早見先生に対してもそうだけれど、ツキノさんに迷惑をかけるわけにはいかない。
「ひとつ……」
だけどツキノさんは、片手で目を隠して苦しげに唇を動かした。
「ひとつだけ言えることがある。イツキがリサを求め続ける限り、いつか大きな選択を迫られる日が来る……と思う。だけど、本当は選択肢なんてないのかもしれない。少なくとも、あたしにはそんなもの与えられなかった……」
ぼくは顔を上げて目を見開く。
また早見先生と同じ言葉だ。リサと早見先生が密会していた夜、早見先生はリサについて、こう言った。
――たとえ世界と彼女を天秤にかけようとも、選択を誤らないで欲しい。
もしもぼくにその選択を迫られる日が来るとしても、ぼくは迷うことなくリサを助けるだろう。それは早見士郎や天川月乃だって同じはずだ。
いや、ツキノさんには選択肢は与えられなかった。
早見先生にはあって、ツキノさんにはなかったのは、なぜ? 彼と彼女は、何が違う? 年齢か? 性別か? パイロットとしての腕か?
アバカロフ姉妹を連綿と殺してきたのは、誰だ?
ツキノさんは両目を手で押さえたまま、口をつぐむ。
その様子から察するに、これ以上の質問は、もう無意味だろう。

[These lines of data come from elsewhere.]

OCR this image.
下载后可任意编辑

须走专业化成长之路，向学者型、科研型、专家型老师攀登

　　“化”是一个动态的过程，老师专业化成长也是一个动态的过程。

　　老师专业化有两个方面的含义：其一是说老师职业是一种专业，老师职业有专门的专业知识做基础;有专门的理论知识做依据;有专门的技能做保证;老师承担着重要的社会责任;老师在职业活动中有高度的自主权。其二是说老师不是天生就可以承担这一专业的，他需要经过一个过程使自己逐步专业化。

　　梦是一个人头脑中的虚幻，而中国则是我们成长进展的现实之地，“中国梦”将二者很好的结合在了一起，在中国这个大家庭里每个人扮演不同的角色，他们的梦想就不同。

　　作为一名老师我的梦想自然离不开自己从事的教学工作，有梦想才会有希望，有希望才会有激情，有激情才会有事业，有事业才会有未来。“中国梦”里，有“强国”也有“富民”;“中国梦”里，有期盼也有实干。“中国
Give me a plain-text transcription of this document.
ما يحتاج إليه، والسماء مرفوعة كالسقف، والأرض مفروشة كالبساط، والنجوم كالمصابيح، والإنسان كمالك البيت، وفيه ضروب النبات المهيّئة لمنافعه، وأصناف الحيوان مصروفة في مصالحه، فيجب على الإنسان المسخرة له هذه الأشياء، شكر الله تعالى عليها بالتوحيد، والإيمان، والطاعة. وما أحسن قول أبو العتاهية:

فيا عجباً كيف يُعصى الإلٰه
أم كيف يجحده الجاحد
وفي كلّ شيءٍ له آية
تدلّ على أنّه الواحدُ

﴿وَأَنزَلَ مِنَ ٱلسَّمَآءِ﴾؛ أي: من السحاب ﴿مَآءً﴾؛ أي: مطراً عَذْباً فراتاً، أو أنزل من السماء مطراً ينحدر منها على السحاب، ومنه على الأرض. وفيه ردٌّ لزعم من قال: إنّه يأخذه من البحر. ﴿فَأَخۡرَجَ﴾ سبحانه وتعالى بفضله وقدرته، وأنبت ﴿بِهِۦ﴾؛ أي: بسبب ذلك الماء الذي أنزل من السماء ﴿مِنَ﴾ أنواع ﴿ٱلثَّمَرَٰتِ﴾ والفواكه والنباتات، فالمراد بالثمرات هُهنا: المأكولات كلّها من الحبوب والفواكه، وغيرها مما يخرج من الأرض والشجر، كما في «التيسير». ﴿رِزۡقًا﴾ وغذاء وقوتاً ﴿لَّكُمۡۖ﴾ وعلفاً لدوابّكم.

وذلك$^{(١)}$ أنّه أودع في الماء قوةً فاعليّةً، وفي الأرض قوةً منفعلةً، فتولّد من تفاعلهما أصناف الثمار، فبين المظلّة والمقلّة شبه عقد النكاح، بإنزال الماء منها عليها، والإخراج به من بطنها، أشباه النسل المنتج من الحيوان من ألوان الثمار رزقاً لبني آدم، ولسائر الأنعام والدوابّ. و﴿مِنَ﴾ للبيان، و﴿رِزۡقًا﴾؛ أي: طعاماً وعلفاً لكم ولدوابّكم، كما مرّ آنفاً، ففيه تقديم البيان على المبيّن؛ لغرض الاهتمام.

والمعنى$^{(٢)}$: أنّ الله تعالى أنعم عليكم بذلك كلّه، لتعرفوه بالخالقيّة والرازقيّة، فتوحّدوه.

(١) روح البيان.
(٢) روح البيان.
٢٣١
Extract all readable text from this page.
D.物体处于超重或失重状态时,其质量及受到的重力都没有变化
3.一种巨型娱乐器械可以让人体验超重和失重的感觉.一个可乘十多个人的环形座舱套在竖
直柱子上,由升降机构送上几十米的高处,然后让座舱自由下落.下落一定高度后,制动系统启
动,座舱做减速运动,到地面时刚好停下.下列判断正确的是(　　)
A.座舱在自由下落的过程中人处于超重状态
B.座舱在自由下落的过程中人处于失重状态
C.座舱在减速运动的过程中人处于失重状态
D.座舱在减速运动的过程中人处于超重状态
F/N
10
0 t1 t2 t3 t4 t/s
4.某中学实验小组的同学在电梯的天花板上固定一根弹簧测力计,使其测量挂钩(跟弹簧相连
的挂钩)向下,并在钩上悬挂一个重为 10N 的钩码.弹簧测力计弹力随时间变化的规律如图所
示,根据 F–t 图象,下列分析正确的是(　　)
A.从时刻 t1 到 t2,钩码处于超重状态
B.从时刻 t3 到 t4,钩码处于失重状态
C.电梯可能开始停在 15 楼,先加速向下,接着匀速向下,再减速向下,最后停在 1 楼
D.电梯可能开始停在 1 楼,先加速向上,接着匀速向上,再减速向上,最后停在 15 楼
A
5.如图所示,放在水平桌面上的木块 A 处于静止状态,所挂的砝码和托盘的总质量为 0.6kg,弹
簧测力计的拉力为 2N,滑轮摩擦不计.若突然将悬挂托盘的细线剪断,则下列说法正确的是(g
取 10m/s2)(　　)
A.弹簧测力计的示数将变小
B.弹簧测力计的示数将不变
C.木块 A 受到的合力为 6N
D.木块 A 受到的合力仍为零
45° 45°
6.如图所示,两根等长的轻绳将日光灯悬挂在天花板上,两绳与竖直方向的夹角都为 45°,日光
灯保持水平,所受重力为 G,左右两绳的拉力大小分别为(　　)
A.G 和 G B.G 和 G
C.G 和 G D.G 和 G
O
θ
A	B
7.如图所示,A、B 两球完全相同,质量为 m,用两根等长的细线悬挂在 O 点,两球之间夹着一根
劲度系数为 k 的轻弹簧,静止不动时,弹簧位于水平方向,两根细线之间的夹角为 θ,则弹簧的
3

もしかしたら、彼女の立場そのものまで悪くしてしまうかもしれない。
「ありがとう、ツキノさん。もう十分です」
黙ったまま、ツキノさんが大きくゆっくりと首を左右に振った。
ぼくは顔を洗ってから、先に上がろうと立ち上がり、黒湯の中を歩き出す。
「ねえ、イツキ。あんたにとっては妥協になるかもしんないけど、あたしにしてもいいんだよ。これでもけっこーモテるんだから。…………このまま……このままあの娘を追えば、いつか必ず苦しむことになるわよ」
暗く沈んだ声を跳ね返すように、ぼくは背中を向けたまま拳を高く突き上げる。
「う~ん? 気を遣ってくれてありがとう。――でも大丈夫! ぼくには絶対に選択を誤らない自信がある! ぼくはリアに救われて、彼女の妹のリサを守ってあげたいって思った。判断材料はそれだけ。それがすべてだから」
ぱしゃっと、背後から水音が響く。
少し遅れて、気の抜けたような声が追いかけてきた。
「……ば~か。単純ばか」
「あはは。そうかも。それにツキノさんは、恋人にしたいと思うほどは、ぼくのことを好きじゃないでしょ?」
「そうね。タイプとしてはいい線いってるから、そこはこれから教育かなあ」
その教育が怖いよ……。
壊れたままの扉を踏み越えて、ぼくは肩をすくめた。